250. Die tausendjährige Eibe in St. Corneli
Beim Santanilgakirchlein am Fuße der alten Ruine Tosters steht eine große Eibe, deren Alter vom Volke auf tausend Jahre geschätzt wird. Die Rinde dieses Baumes gilt als besonders wirksam gegen Zahnweh. Sie mußte durch einen Brettergürtel geschützt werden, sonst wäre der ehrwürdige Baum ein Opfer seines Ansehens geworden. Alte Sage verleiht der Tausendjährigen noch eine besondere Weihe. Als nämlich die seligste Jungfrau einst nach Einsiedeln kam, machte sie drei Schritte. Den ersten tat sie in Sankt Gerold, den zweiten bei dieser Eibe und mit dem dritten war sie schon im Schweizerkloster. Unter der Eibe in St. Corneli aber hatte die Muttergottes noch ein Weilchen gerastet. Der Baum muß also damals schon ganz stattlich gewesen sein, und das ist gewiß schon lange her.
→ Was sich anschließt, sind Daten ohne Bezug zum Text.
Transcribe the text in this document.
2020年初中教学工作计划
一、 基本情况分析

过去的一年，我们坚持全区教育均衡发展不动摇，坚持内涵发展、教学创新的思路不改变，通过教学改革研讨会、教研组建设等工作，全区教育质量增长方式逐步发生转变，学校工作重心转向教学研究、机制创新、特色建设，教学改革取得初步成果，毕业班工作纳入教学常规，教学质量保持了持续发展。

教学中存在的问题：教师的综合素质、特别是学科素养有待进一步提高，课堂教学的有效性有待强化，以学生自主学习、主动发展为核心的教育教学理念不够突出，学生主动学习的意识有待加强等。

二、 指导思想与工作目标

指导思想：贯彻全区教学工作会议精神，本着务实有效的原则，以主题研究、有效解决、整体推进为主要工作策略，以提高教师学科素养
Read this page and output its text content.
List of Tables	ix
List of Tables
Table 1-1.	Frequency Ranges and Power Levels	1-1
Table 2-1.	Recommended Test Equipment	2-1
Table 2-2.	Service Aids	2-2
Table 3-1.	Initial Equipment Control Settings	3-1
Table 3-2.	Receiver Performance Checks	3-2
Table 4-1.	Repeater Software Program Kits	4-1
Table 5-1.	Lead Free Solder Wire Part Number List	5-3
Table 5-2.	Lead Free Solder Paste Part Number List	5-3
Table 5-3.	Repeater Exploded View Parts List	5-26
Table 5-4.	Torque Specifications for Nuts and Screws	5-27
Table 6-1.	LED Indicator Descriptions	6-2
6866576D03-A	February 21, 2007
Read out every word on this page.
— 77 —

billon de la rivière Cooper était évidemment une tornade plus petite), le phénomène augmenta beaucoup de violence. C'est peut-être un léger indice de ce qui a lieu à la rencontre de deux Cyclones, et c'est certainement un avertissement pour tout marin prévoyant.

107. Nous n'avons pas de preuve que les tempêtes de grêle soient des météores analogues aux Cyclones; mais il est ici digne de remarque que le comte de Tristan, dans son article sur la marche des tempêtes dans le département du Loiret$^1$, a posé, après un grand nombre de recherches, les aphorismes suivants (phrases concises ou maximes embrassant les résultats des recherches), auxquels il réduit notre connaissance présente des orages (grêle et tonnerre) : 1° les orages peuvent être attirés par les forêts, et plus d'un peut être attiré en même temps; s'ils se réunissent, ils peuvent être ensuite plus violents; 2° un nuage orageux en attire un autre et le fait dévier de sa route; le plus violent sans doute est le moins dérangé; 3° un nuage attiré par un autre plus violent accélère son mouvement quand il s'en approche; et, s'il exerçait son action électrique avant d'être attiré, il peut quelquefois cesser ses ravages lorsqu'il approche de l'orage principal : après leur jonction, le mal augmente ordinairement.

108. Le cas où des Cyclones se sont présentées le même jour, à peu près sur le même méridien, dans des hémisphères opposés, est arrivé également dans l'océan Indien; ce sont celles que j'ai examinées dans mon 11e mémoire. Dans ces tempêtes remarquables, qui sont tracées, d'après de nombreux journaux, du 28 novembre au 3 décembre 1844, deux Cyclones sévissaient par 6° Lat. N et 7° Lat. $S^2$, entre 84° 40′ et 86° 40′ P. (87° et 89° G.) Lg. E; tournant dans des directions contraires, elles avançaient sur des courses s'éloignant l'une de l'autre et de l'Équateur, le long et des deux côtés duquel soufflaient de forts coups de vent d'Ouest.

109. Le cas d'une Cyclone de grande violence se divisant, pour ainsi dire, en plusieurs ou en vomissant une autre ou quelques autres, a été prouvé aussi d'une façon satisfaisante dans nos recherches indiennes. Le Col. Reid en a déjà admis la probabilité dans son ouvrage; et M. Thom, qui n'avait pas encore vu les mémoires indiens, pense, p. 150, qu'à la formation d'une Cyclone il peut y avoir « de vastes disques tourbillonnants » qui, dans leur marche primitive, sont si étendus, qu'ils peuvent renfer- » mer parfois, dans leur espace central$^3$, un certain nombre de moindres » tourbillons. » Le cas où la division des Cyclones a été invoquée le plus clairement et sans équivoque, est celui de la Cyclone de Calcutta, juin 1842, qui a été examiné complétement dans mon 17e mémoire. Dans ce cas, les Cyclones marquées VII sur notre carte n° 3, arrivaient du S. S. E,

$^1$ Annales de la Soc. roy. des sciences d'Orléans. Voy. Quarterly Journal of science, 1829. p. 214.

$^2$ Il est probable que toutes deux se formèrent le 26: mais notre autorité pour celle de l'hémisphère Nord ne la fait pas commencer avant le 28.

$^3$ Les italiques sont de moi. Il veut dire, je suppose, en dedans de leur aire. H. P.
Wo sich die Krone der Eibe über dem dicken kurzen Stamm in zwei Wipfel teilt, grüßt das geschnitzte Bild der Gottesmutter mit ihrem Kinde herab. Daß St. Corneli, die alte Pfarrkirche von Tasters, im Volksmunde „Santanilga" heißt, kommt vielleicht davon, daß an der Stelle, wo Maria gerastet, weiße Jlgen (Lilien) entsprossen seien. Weiße Jlgen hält auch das Jesukind in dem Bilde auf der Eibe in Händen.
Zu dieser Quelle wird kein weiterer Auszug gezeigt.